Evangelista Jeniffer Santana Pinto Coelho, Dias Kaio Olimpo das Graças, Pastina Maria Marta, Chaves Saulo, Guimarães Lauro José Moreira, Hidalgo Jorge, Garcia-Abadillo Julian, Persa Reyna, Queiroz Valéria Aparecida Vieira, da Silva Dagma Dionísia, Bhering Leonardo Lopes, Jarquin Diego
Agronomy Department, University of Florida, Gainesville, FL, United States.
Departamento de Biologia Geral, Universidade Federal de Viçosa, Campus Universitário, Viçosa, Minas Gerais, Brazil.
Front Genet. 2025 Jul 2;16:1475452. doi: 10.3389/fgene.2025.1475452. eCollection 2025.
In Brazil, disease outbreaks in plant cultivars are common in tropical zones. For example, the fungus produces mycotoxins called fumonisins (FUMO) which are harmful to human and animal health. Besides the genetic component, the expression of this polygenic trait is regulated by interactions between genes and environmental factors (G × E). Genomic selection (GS) emerges as a promising approach to address the influence of multiple loci on resistance. We examined different manners to conduct the prediction of FUMO contamination using genomic and pedigree data, and combinations of these two via the single step model (-matrix) which also offers the possibility of increasing training set sizes. This is the first study to apply the -matrix approach for predicting FUMO in tropical maize breeding programs. Our research introduced a cross-validation approach to optimize the hyper-parameter , which represents the fraction of total additive variance captured by the markers. We demonstrated the importance of selecting optimal w by environment in unbalanced datasets. A total of 13 predictive models considering General Combining Ability (GCA) and Specific Combining Ability (SCA) effects, resulted from five linear predictors and three different covariance structures including the single-step approach.

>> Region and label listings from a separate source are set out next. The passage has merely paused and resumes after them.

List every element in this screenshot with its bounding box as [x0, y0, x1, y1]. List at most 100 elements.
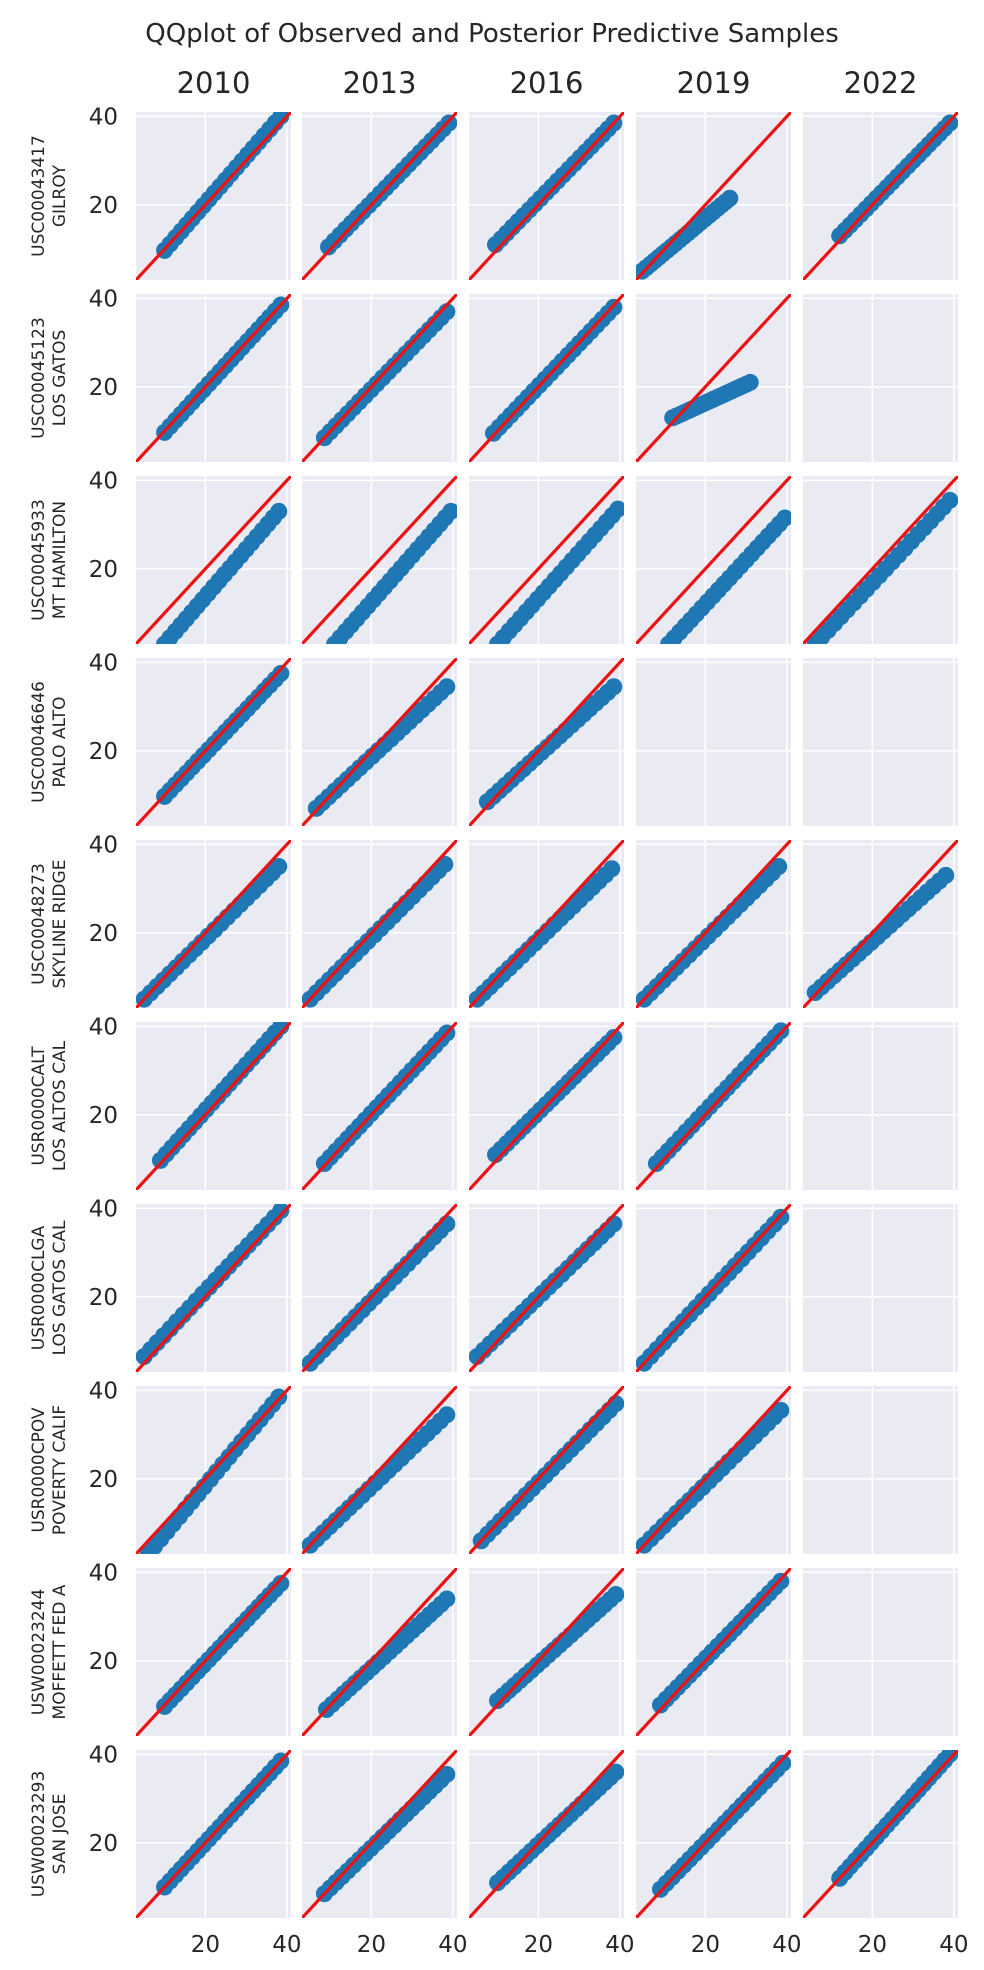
panel-content	[469, 476, 624, 644]
y-tick-label: 20	[89, 375, 118, 401]
y-tick-label: 40	[89, 832, 118, 858]
x-tick-label: 40	[939, 1932, 968, 1958]
row-label-4: USC00046646 PALO ALTO	[29, 681, 70, 803]
panel-content	[803, 476, 958, 644]
row-station-name: POVERTY CALIF	[50, 1405, 70, 1535]
row-label-5: USC00048273 SKYLINE RIDGE	[29, 860, 70, 989]
panel-8-2	[302, 1386, 457, 1554]
reference-line	[302, 1204, 457, 1372]
panel-content	[469, 1568, 624, 1736]
y-tick-label: 40	[89, 1014, 118, 1040]
data-point	[774, 1754, 791, 1772]
reference-line	[636, 1568, 791, 1736]
panel-2-3	[469, 294, 624, 462]
y-tick-label: 20	[89, 921, 118, 947]
panel-content	[636, 1568, 791, 1736]
data-point	[607, 1395, 624, 1413]
x-tick-label: 20	[357, 1932, 386, 1958]
panel-content	[803, 112, 958, 280]
panel-content	[469, 840, 624, 1008]
panel-6-2	[302, 1022, 457, 1190]
panel-4-5	[803, 658, 958, 826]
data-point	[941, 491, 958, 509]
panel-9-5	[803, 1568, 958, 1736]
reference-line	[302, 1568, 457, 1736]
panel-content	[136, 840, 291, 1008]
row-station-name: LOS GATOS	[50, 330, 70, 426]
reference-line	[469, 658, 624, 826]
data-point	[272, 1574, 290, 1592]
panel-content	[636, 840, 791, 1008]
reference-line	[302, 1022, 457, 1190]
panel-content	[469, 294, 624, 462]
panel-content	[302, 658, 457, 826]
panel-content	[636, 1750, 791, 1918]
panel-content	[636, 112, 791, 280]
panel-1-4	[636, 112, 791, 280]
panel-background	[803, 1386, 958, 1554]
data-point	[605, 1028, 623, 1046]
reference-line	[469, 1204, 624, 1372]
panel-7-1	[136, 1204, 291, 1372]
panel-content	[803, 1750, 958, 1918]
panel-content	[636, 1022, 791, 1190]
panel-2-1	[136, 294, 291, 462]
data-point	[741, 373, 759, 391]
y-tick-label: 40	[89, 468, 118, 494]
y-tick-label: 20	[89, 1467, 118, 1493]
x-tick-label: 20	[524, 1932, 553, 1958]
panel-4-4	[636, 658, 791, 826]
reference-line	[636, 1386, 791, 1554]
data-point	[605, 1215, 623, 1233]
reference-line	[803, 1750, 958, 1918]
reference-line	[136, 1386, 291, 1554]
row-station-name: MOFFETT FED A	[50, 1584, 70, 1719]
row-label-3: USC00045933 MT HAMILTON	[29, 499, 70, 621]
data-point	[438, 1215, 456, 1233]
row-label-9: USW00023244 MOFFETT FED A	[29, 1584, 70, 1719]
panel-10-3	[469, 1750, 624, 1918]
x-tick-label: 40	[605, 1932, 634, 1958]
panel-content	[469, 1386, 624, 1554]
reference-line	[636, 112, 791, 280]
data-point	[438, 1590, 456, 1608]
reference-line	[302, 658, 457, 826]
panel-10-5	[803, 1750, 958, 1918]
data-point	[603, 860, 621, 878]
row-station-id: USW00023293	[29, 1771, 49, 1898]
column-titles: 2010 2013 2016 2019 2022	[177, 66, 918, 100]
row-station-id: USC00045933	[29, 499, 49, 621]
reference-line	[636, 1204, 791, 1372]
panel-9-1	[136, 1568, 291, 1736]
row-station-id: USW00023244	[29, 1589, 49, 1716]
row-label-8: USR0000CPOV POVERTY CALIF	[29, 1405, 70, 1535]
panel-10-4	[636, 1750, 791, 1918]
row-label-7: USR0000CLGA LOS GATOS CAL	[29, 1220, 70, 1355]
panel-content	[302, 476, 457, 644]
panel-10-2	[302, 1750, 457, 1918]
column-title-2022: 2022	[844, 66, 918, 100]
panel-background	[803, 1204, 958, 1372]
reference-line	[469, 294, 624, 462]
y-tick-label: 40	[89, 286, 118, 312]
panel-6-5	[803, 1022, 958, 1190]
panel-7-4	[636, 1204, 791, 1372]
x-tick-label: 40	[438, 1932, 467, 1958]
reference-line	[136, 840, 291, 1008]
panel-background	[803, 1568, 958, 1736]
panel-content	[302, 1750, 457, 1918]
panel-content	[469, 1204, 624, 1372]
x-tick-labels: 20 40 20 40 20 40 20 40 20 40	[191, 1932, 969, 1958]
row-label-6: USR0000CALT LOS ALTOS CAL	[29, 1040, 70, 1171]
panel-5-5	[803, 840, 958, 1008]
panel-1-1	[136, 112, 291, 280]
panel-content	[302, 1386, 457, 1554]
panel-10-1	[136, 1750, 291, 1918]
reference-line	[302, 112, 457, 280]
y-tick-label: 20	[89, 557, 118, 583]
panel-content	[469, 112, 624, 280]
panel-5-3	[469, 840, 624, 1008]
y-tick-label: 40	[89, 104, 118, 130]
row-station-name: MT HAMILTON	[50, 501, 70, 619]
panel-9-2	[302, 1568, 457, 1736]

Two cross-validation scenarios were considered to evaluate the model's proficiency: CV1 simulated the prediction of completely untested hybrids, where the individuals in the validation set had no phenotypic records in the training set; and CV2 simulated the prediction of partially tested hybrids, where individuals had been evaluated in some environments but not in the target environment. Results showed that using the -matrix in the five tested linear models increased the predictive ability compared to pedigree or genomic information. Under CV1, increasing training set sizes exhibit superior predictive accuracy. On the other hand, under CV2 the advantages of increasing the training set size are unclear and the improvements are due to better covariance structures. These insights can be applied to plant breeding programs where the GCA, SCA, and G × E interactions are of interest and pedigree information is accessible, but constraints related to genotyping costs for the entire population exist.
在巴西,植物品种的疾病爆发在热带地区很常见。例如,这种真菌会产生名为伏马菌素(FUMO)的霉菌毒素,对人类和动物健康有害。除了遗传成分外,这种多基因性状的表达还受基因与环境因素之间相互作用(G×E)的调控。基因组选择(GS)作为一种有前景的方法出现,以应对多个基因座对抗性的影响。我们研究了使用基因组和系谱数据以及通过单步模型(-矩阵)将这两者结合来进行FUMO污染预测的不同方式,单步模型还提供了增加训练集规模的可能性。这是第一项将-矩阵方法应用于热带玉米育种计划中预测FUMO的研究。我们的研究引入了一种交叉验证方法来优化超参数,该超参数表示标记捕获的总加性方差的比例。我们证明了在不平衡数据集中按环境选择最佳w的重要性。考虑一般配合力(GCA)和特殊配合力(SCA)效应的总共13个预测模型,由五个线性预测器和三种不同的协方差结构(包括单步方法)产生。考虑了两种交叉验证方案来评估模型的熟练度:CV1模拟完全未测试杂交种的预测,其中验证集中的个体在训练集中没有表型记录;CV2模拟部分测试杂交种的预测,其中个体在某些环境中进行了评估,但在目标环境中未进行评估。结果表明,与系谱或基因组信息相比,在五个测试的线性模型中使用-矩阵提高了预测能力。在CV1下,增加训练集规模表现出更高的预测准确性。另一方面,在CV2下,增加训练集规模的优势不明显,改进归因于更好的协方差结构。这些见解可应用于关注GCA、SCA和G×E相互作用且可获取系谱信息,但存在与整个人口基因分型成本相关限制的植物育种计划。